Arriving Todayis an insightful, first-to-market analysis of persistent, pandemic-induced international supply chain snafus that have become all too familiar to frustrated consumers.
Author Christopher Mims examines this unprecedented supply chain challenge, using about one-third of his recently published 325-page book to explain the maritime sector’s efforts to negotiate recent disruptions. He does so by guiding the reader through Amazon’s Rube Goldberg-like supply chain labyrinth, tracing the inelegant journey of a basic electronic device (a USB charger) from the manufacturer’s loading dock in Vietnam to the Amazon ‘fulfilment center’ in Shakopee, Minnesota.
Mims explains the arcane maritime operations that facilitate this small charger’s global tour and shines a spotlight on the vital, interrelated roles of many industry veterans. He shows why drayage drivers, containership and marine terminal operators, harbor pilots, seafarers and ship agents are critically important.
Publication of this book is timely. It is among the first to explain how pandemic-induced demand quickly stressed already taut supply chains beyond their limits. Absent from the book are possible solutions to fix broken supply chains or any speculation about when a ‘return to normalcy’ is likely.
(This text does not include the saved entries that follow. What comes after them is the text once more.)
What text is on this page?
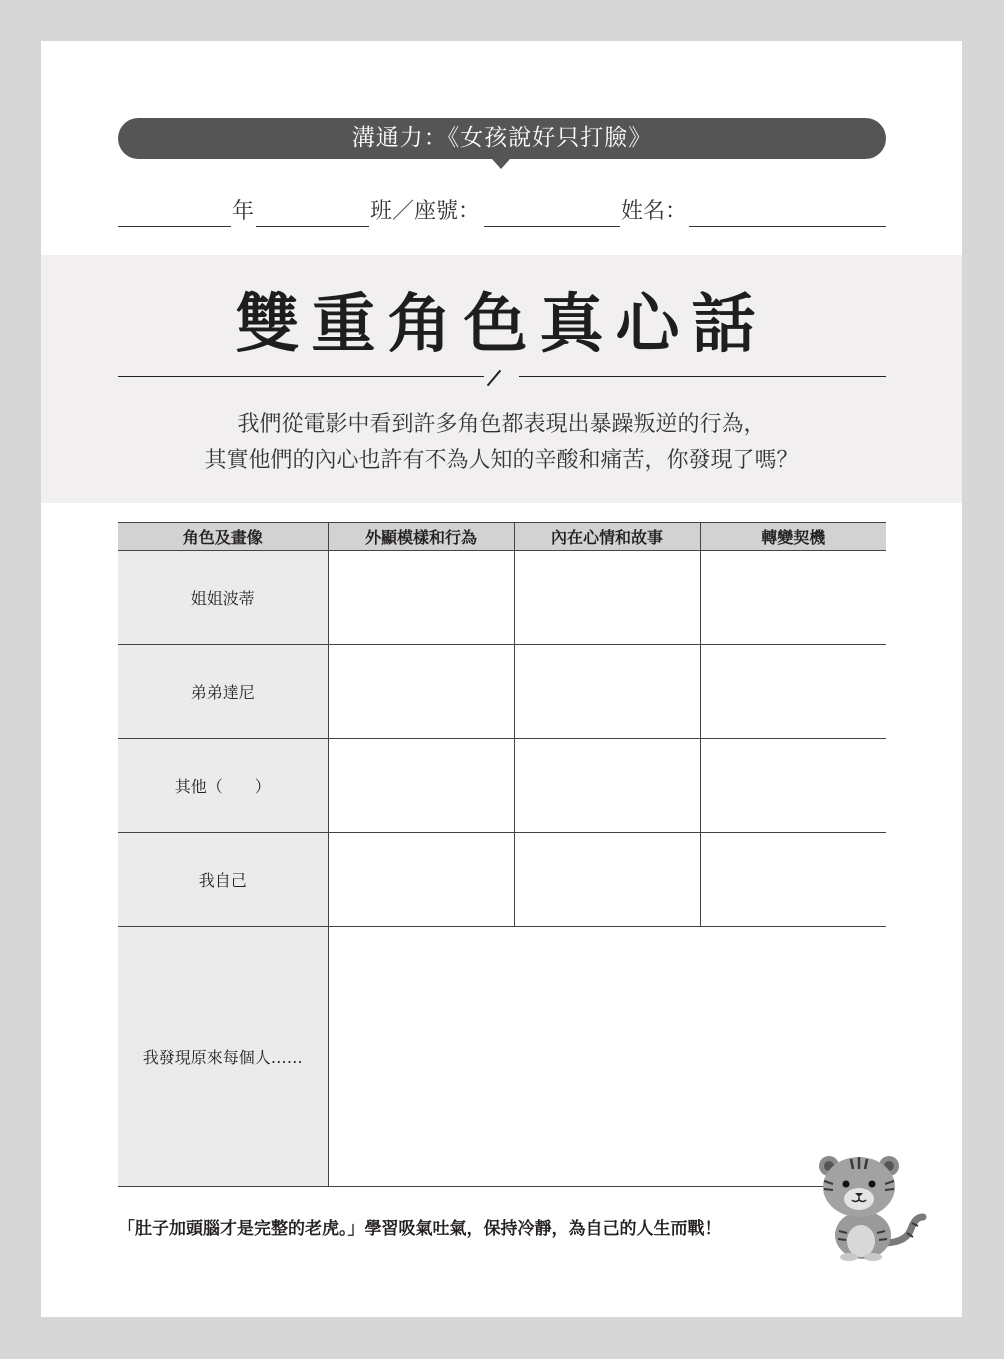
溝通力：《女孩說好只打臉》
年	班／座號：	姓名：
雙重角色真心話
我們從電影中看到許多角色都表現出暴躁叛逆的行為，
其實他們的內心也許有不為人知的辛酸和痛苦，你發現了嗎？
角色及畫像	外顯模樣和行為	內在心情和故事	轉變契機
姐姐波蒂			
弟弟達尼			
其他（　　）			
我自己			
我發現原來每個人……			
「肚子加頭腦才是完整的老虎。」學習吸氣吐氣，保持冷靜，為自己的人生而戰！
Readers of Arriving Today will benefit from the obsessive details Mims provides to enrich understanding of complex marine operations, as well as his ability to help readers visualize the industry’s reach, using out-of-the-box comparisons. For example, he equates total cargo capacity of the world’s 5,000 containerships to the storage space provided by an equivalent number of 1,250-foot-tall Empire State buildings. He then places those container-laden buildings, in scale, within the midtown Manhattan street grid.
Mims developed his eye for detail, historical perspective and ability to translate techno-speak into digestible prose while writing about science and technology for The Wall Street Journal, MIT Technology Review and other publications.
Arriving Today intelligently derives its style from two popular supply chain-related books. Like in Travels of a T-Shirt in a Global Economy (2005) by Georgetown University Professor Pietra Rivoli, Mims traces the routing of a manufactured product from factory to consumer; and like in author/journalist Rose George’s – 90 Percent of Everything (2014), Mims offers a hard-boiled, common sense explanation of highly-specialized marine operations.
Finally, please note that Amazon Prime delivered my copy of Arriving Today quickly, and as scheduled. Such service affirmed many points about supply chain resiliency that Mims makes in this enjoyable and useful book.
Ira Breskin is a senior lecturer at State University of New York Maritime College in the Bronx, NY and author of The Business of Shipping (9th edition, 2018), a primer that explains shipping economics, operations and regulations.